Dewani was extradited to face trial from the UK earlier this year after a lengthy legal battle. In light of the decision to stop his trial at this point many will question whether he should have been extradited to stand trial at all.
In fact, his extradition proceedings were not focussed on the evidence he might face but rather on his own fragile mental state and the conditions of detention he might face in South Africa.

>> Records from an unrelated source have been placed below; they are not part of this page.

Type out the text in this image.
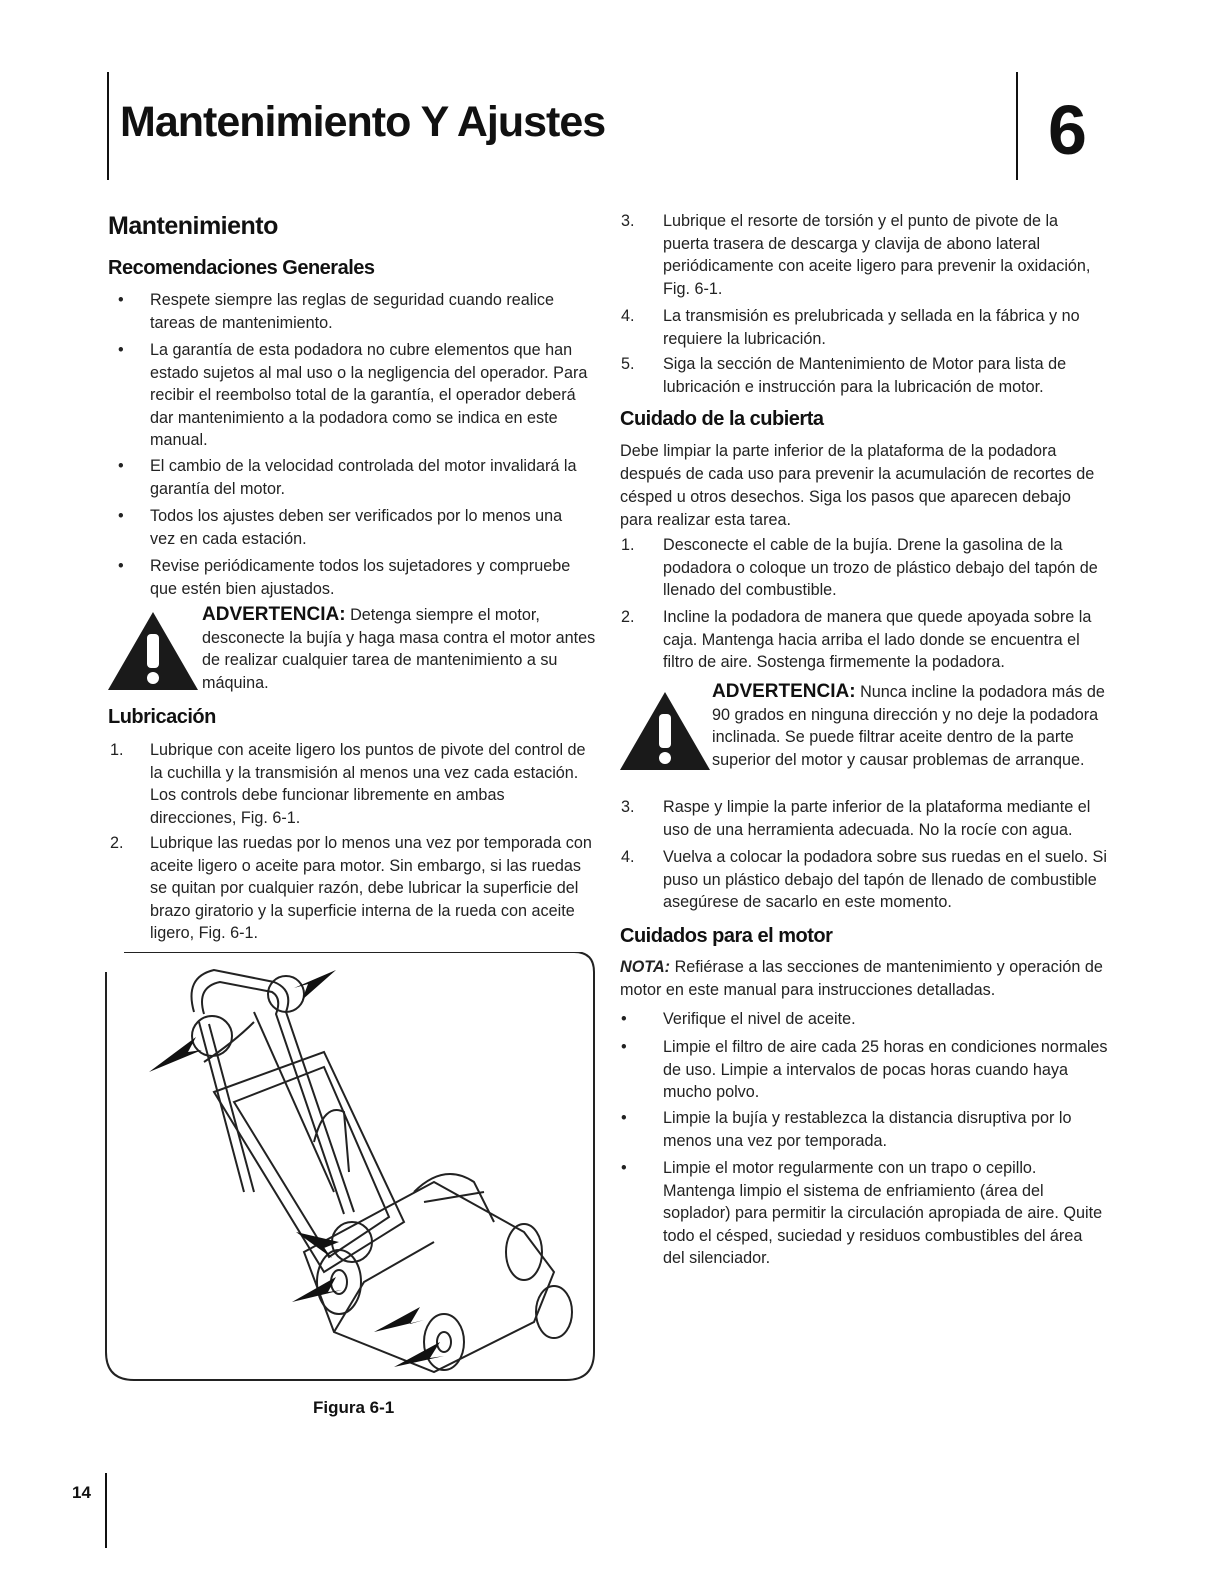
Mantenimiento Y Ajustes	6
Mantenimiento
Recomendaciones Generales
•	Respete siempre las reglas de seguridad cuando realice tareas de mantenimiento.
•	La garantía de esta podadora no cubre elementos que han estado sujetos al mal uso o la negligencia del operador. Para recibir el reembolso total de la garantía, el operador deberá dar mantenimiento a la podadora como se indica en este manual.
•	El cambio de la velocidad controlada del motor invalidará la garantía del motor.
•	Todos los ajustes deben ser verificados por lo menos una vez en cada estación.
•	Revise periódicamente todos los sujetadores y compruebe que estén bien ajustados.
ADVERTENCIA: Detenga siempre el motor, desconecte la bujía y haga masa contra el motor antes de realizar cualquier tarea de mantenimiento a su máquina.
Lubricación
1.	Lubrique con aceite ligero los puntos de pivote del control de la cuchilla y la transmisión al menos una vez cada estación. Los controls debe funcionar libremente en ambas direcciones, Fig. 6-1.
2.	Lubrique las ruedas por lo menos una vez por temporada con aceite ligero o aceite para motor. Sin embargo, si las ruedas se quitan por cualquier razón, debe lubricar la superficie del brazo giratorio y la superficie interna de la rueda con aceite ligero, Fig. 6-1.
Figura 6-1
3.	Lubrique el resorte de torsión y el punto de pivote de la puerta trasera de descarga y clavija de abono lateral periódicamente con aceite ligero para prevenir la oxidación, Fig. 6-1.
4.	La transmisión es prelubricada y sellada en la fábrica y no requiere la lubricación.
5.	Siga la sección de Mantenimiento de Motor para lista de lubricación e instrucción para la lubricación de motor.
Cuidado de la cubierta
Debe limpiar la parte inferior de la plataforma de la podadora después de cada uso para prevenir la acumulación de recortes de césped u otros desechos. Siga los pasos que aparecen debajo para realizar esta tarea.
1.	Desconecte el cable de la bujía. Drene la gasolina de la podadora o coloque un trozo de plástico debajo del tapón de llenado del combustible.
2.	Incline la podadora de manera que quede apoyada sobre la caja. Mantenga hacia arriba el lado donde se encuentra el filtro de aire. Sostenga firmemente la podadora.
ADVERTENCIA: Nunca incline la podadora más de 90 grados en ninguna dirección y no deje la podadora inclinada. Se puede filtrar aceite dentro de la parte superior del motor y causar problemas de arranque.
3.	Raspe y limpie la parte inferior de la plataforma mediante el uso de una herramienta adecuada. No la rocíe con agua.
4.	Vuelva a colocar la podadora sobre sus ruedas en el suelo. Si puso un plástico debajo del tapón de llenado de combustible asegúrese de sacarlo en este momento.
Cuidados para el motor
NOTA: Refiérase a las secciones de mantenimiento y operación de motor en este manual para instrucciones detalladas.
•	Verifique el nivel de aceite.
•	Limpie el filtro de aire cada 25 horas en condiciones normales de uso. Limpie a intervalos de pocas horas cuando haya mucho polvo.
•	Limpie la bujía y restablezca la distancia disruptiva por lo menos una vez por temporada.
•	Limpie el motor regularmente con un trapo o cepillo. Mantenga limpio el sistema de enfriamiento (área del soplador) para permitir la circulación apropiada de aire. Quite todo el césped, suciedad y residuos combustibles del área del silenciador.
14
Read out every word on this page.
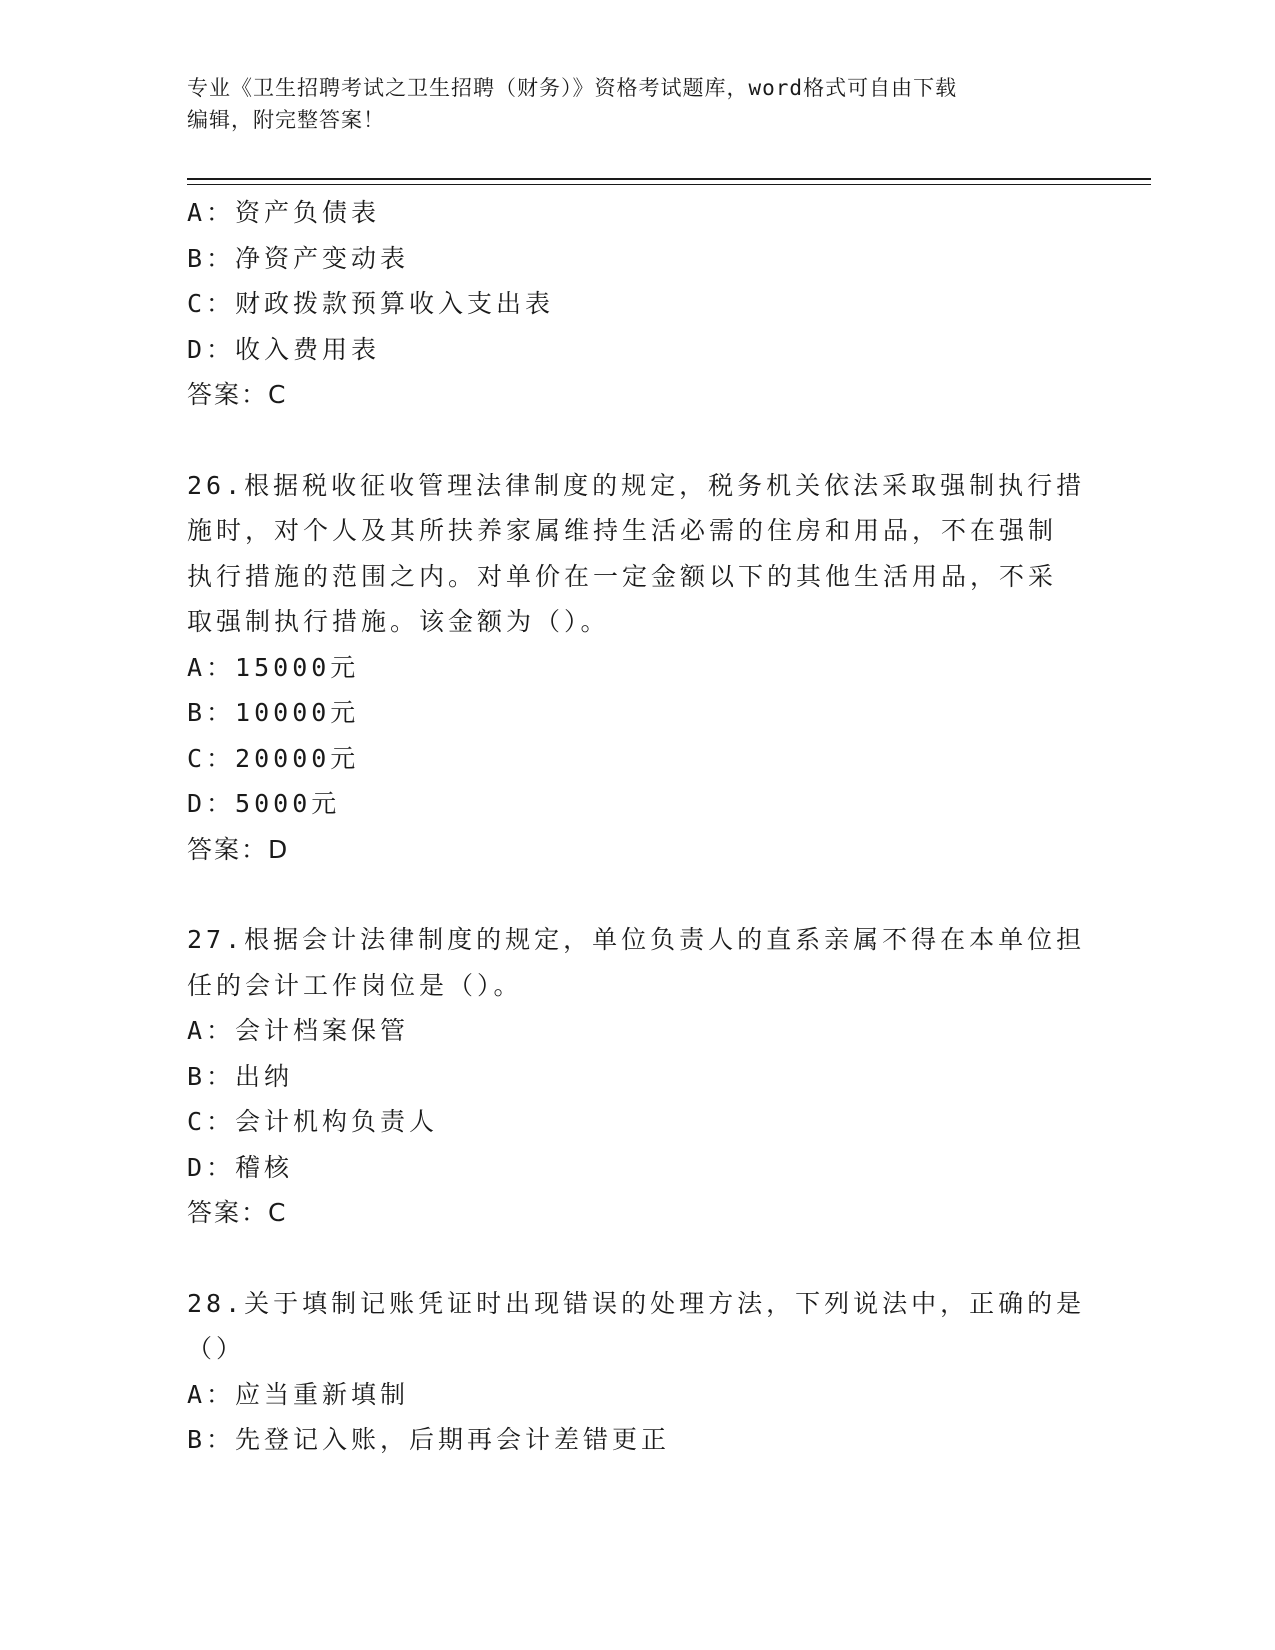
专业《卫生招聘考试之卫生招聘（财务）》资格考试题库，word格式可自由下载
编辑，附完整答案！
A：资产负债表
B：净资产变动表
C：财政拨款预算收入支出表
D：收入费用表
答案：C
26.根据税收征收管理法律制度的规定，税务机关依法采取强制执行措
施时，对个人及其所扶养家属维持生活必需的住房和用品，不在强制
执行措施的范围之内。对单价在一定金额以下的其他生活用品，不采
取强制执行措施。该金额为（）。
A：15000元
B：10000元
C：20000元
D：5000元
答案：D
27.根据会计法律制度的规定，单位负责人的直系亲属不得在本单位担
任的会计工作岗位是（）。
A：会计档案保管
B：出纳
C：会计机构负责人
D：稽核
答案：C
28.关于填制记账凭证时出现错误的处理方法，下列说法中，正确的是
（）
A：应当重新填制
B：先登记入账，后期再会计差错更正
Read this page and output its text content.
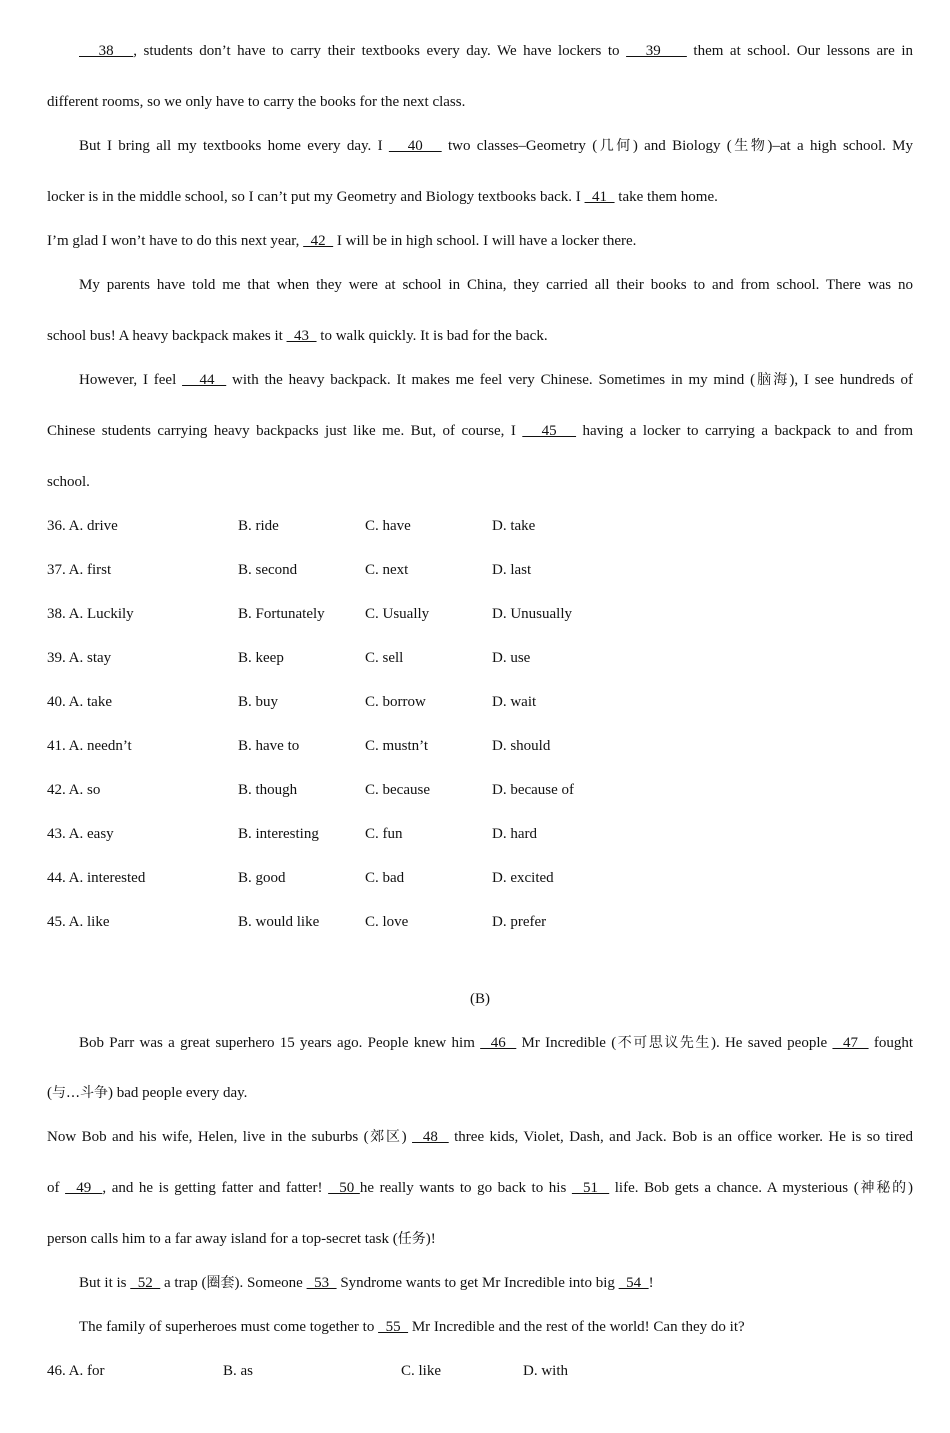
38   , students don’t have to carry their textbooks every day. We have lockers to    39     them at school. Our lessons are in
different rooms, so we only have to carry the books for the next class.
But I bring all my textbooks home every day. I    40    two classes–Geometry (几何) and Biology (生物)–at a high school. My
locker is in the middle school, so I can’t put my Geometry and Biology textbooks back. I   41   take them home.
I’m glad I won’t have to do this next year,   42   I will be in high school. I will have a locker there.
My parents have told me that when they were at school in China, they carried all their books to and from school. There was no
school bus! A heavy backpack makes it   43   to walk quickly. It is bad for the back.
However, I feel    44   with the heavy backpack. It makes me feel very Chinese. Sometimes in my mind (脑海), I see hundreds of
Chinese students carrying heavy backpacks just like me. But, of course, I    45    having a locker to carrying a backpack to and from
school.
36. A. drive	B. ride	C. have	D. take
37. A. first	B. second	C. next	D. last
38. A. Luckily	B. Fortunately	C. Usually	D. Unusually
39. A. stay	B. keep	C. sell	D. use
40. A. take	B. buy	C. borrow	D. wait
41. A. needn’t	B. have to	C. mustn’t	D. should
42. A. so	B. though	C. because	D. because of
43. A. easy	B. interesting	C. fun	D. hard
44. A. interested	B. good	C. bad	D. excited
45. A. like	B. would like	C. love	D. prefer
(B)
Bob Parr was a great superhero 15 years ago. People knew him   46   Mr Incredible (不可思议先生). He saved people   47   fought
(与…斗争) bad people every day.
Now Bob and his wife, Helen, live in the suburbs (郊区)   48   three kids, Violet, Dash, and Jack. Bob is an office worker. He is so tired
of   49  , and he is getting fatter and fatter!   50 he really wants to go back to his   51   life. Bob gets a chance. A mysterious (神秘的)
person calls him to a far away island for a top-secret task (任务)!
But it is   52   a trap (圈套). Someone   53   Syndrome wants to get Mr Incredible into big   54  !
The family of superheroes must come together to   55   Mr Incredible and the rest of the world! Can they do it?
46. A. for	B. as	C. like	D. with
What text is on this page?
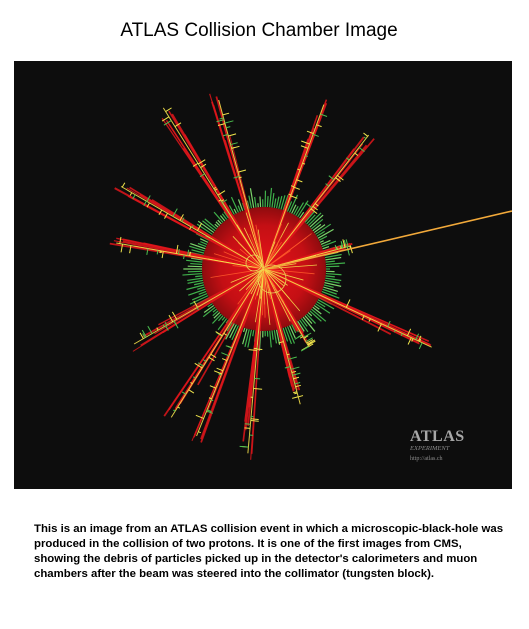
ATLAS Collision Chamber Image
ATLAS
EXPERIMENT
http://atlas.ch
This is an image from an ATLAS collision event in which a microscopic-black-hole was produced in the collision of two protons. It is one of the first images from CMS, showing the debris of particles picked up in the detector's calorimeters and muon chambers after the beam was steered into the collimator (tungsten block).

South Africa is one of many countries that the UK does not require to show any evidence of the offence itself prior to extradition. The countries that are not required to demonstrate a prima facie case are listed below:
Albania, Andorra, Armenia, Australia, Austria, Azerbaijan, Belgium, Bosnia and Herzegovina, Bulgaria, Canada, Croatia, Republic of Cyprus, Czech Republic, Denmark, Estonia, Finland, France, Georgia, Germany, Greece, Hungary, Iceland, Ireland, Israel, Italy, Latvia, Liechtenstein, Lithuania, Luxembourg, Macedonia FYR, Malta, Moldova, Montenegro, Netherlands, New Zealand, Norway, Poland, Portugal, Russian Federation, Romania, Serbia, South Africa, Slovakia, Slovenia, Spain, Sweden, Switzerland, Turkey, Ukraine and the United States of America.
There are some circumstances where a complete lack of evidence may be relevant to an abuse of process or political motivation argument but the general rule is that in extraditions to all the above countries there is no requirement for a requesting state to demonstrate a prima facie case.